Consider a constrained optimization problem
$$
\underset{\beta\in\mathbb R^p}{\text{minimize}}f(\beta)\quad\text{such that}\ \beta\in\mathcal C,
$$
where $f:\mathbb R^p\to\mathbb R$ is a convex objective function to be minimized, and $\mathcal C\subset\mathbb R^p$ is a convex constraint set.
When the cost function is differentiable, a necessary and sufficient condition for a vector $\beta^*\in\mathcal C$ to be a global optimum is that
$$
\langle\nabla f(\beta^*),\beta-\beta^*\rangle\ge0
$$
for all $\beta\in\mathcal C$.
I am looking for an intuitive explanation of this condition.
Using the first-order condition for convexity, we see that this condition is indeed sufficient. The condition also implies that the angle between $\nabla f(\beta^*)$ and $\beta-\beta^*$ is acute for all $\beta\in\mathcal C$. But why does this mean that $\beta^*$ is a minimzer?
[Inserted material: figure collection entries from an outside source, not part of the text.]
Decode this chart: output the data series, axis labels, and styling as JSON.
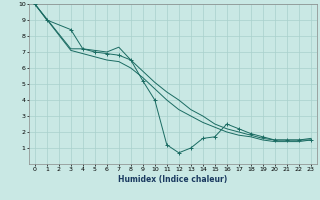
{
  "xlabel": "Humidex (Indice chaleur)",
  "xlim": [
    -0.5,
    23.5
  ],
  "ylim": [
    0,
    10
  ],
  "xticks": [
    0,
    1,
    2,
    3,
    4,
    5,
    6,
    7,
    8,
    9,
    10,
    11,
    12,
    13,
    14,
    15,
    16,
    17,
    18,
    19,
    20,
    21,
    22,
    23
  ],
  "yticks": [
    1,
    2,
    3,
    4,
    5,
    6,
    7,
    8,
    9,
    10
  ],
  "background_color": "#c9e8e4",
  "grid_color": "#a8d0cc",
  "line_color": "#1a6b62",
  "series": [
    {
      "x": [
        0,
        1,
        3,
        4,
        5,
        6,
        7,
        8,
        9,
        10,
        11,
        12,
        13,
        14,
        15,
        16,
        17,
        18,
        19,
        20,
        21,
        22,
        23
      ],
      "y": [
        10,
        9,
        8.4,
        7.2,
        7.0,
        6.9,
        6.8,
        6.5,
        5.2,
        4.0,
        1.2,
        0.7,
        1.0,
        1.6,
        1.7,
        2.5,
        2.2,
        1.9,
        1.7,
        1.5,
        1.5,
        1.5,
        1.5
      ],
      "has_markers": true
    },
    {
      "x": [
        0,
        3,
        4,
        5,
        6,
        7,
        8,
        9,
        10,
        11,
        12,
        13,
        14,
        15,
        16,
        17,
        18,
        19,
        20,
        21,
        22,
        23
      ],
      "y": [
        10,
        7.2,
        7.2,
        7.1,
        7.0,
        7.3,
        6.5,
        5.8,
        5.1,
        4.5,
        4.0,
        3.4,
        3.0,
        2.5,
        2.2,
        2.0,
        1.8,
        1.6,
        1.5,
        1.5,
        1.5,
        1.6
      ],
      "has_markers": false
    },
    {
      "x": [
        0,
        3,
        4,
        5,
        6,
        7,
        8,
        9,
        10,
        11,
        12,
        13,
        14,
        15,
        16,
        17,
        18,
        19,
        20,
        21,
        22,
        23
      ],
      "y": [
        10,
        7.1,
        6.9,
        6.7,
        6.5,
        6.4,
        6.0,
        5.4,
        4.7,
        4.0,
        3.4,
        3.0,
        2.6,
        2.3,
        2.0,
        1.8,
        1.7,
        1.5,
        1.4,
        1.4,
        1.4,
        1.5
      ],
      "has_markers": false
    }
  ]
}
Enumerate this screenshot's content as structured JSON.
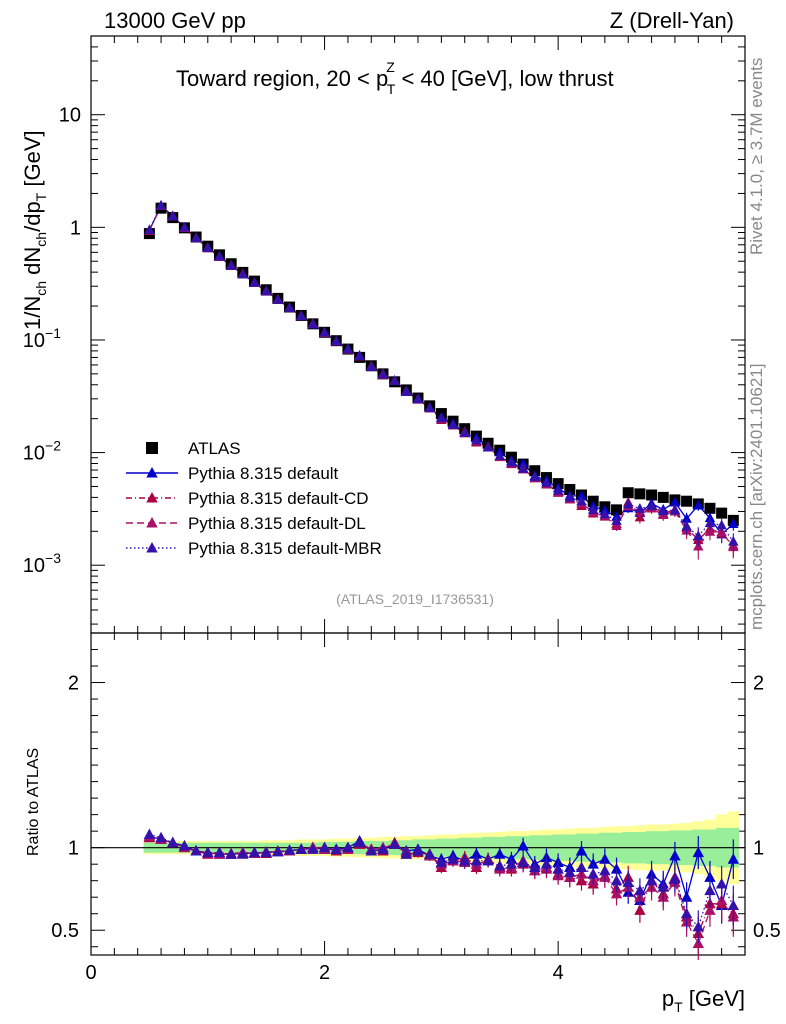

Any help is much appreciated!
Best Answer
At a minimizer, the directional derivative in any feasible direction must be nonnegative. Otherwise, we would not be at a minimizer. (Because then we could decrease the objective function value by moving a bit in a feasible direction for which the directional derivative is negative.)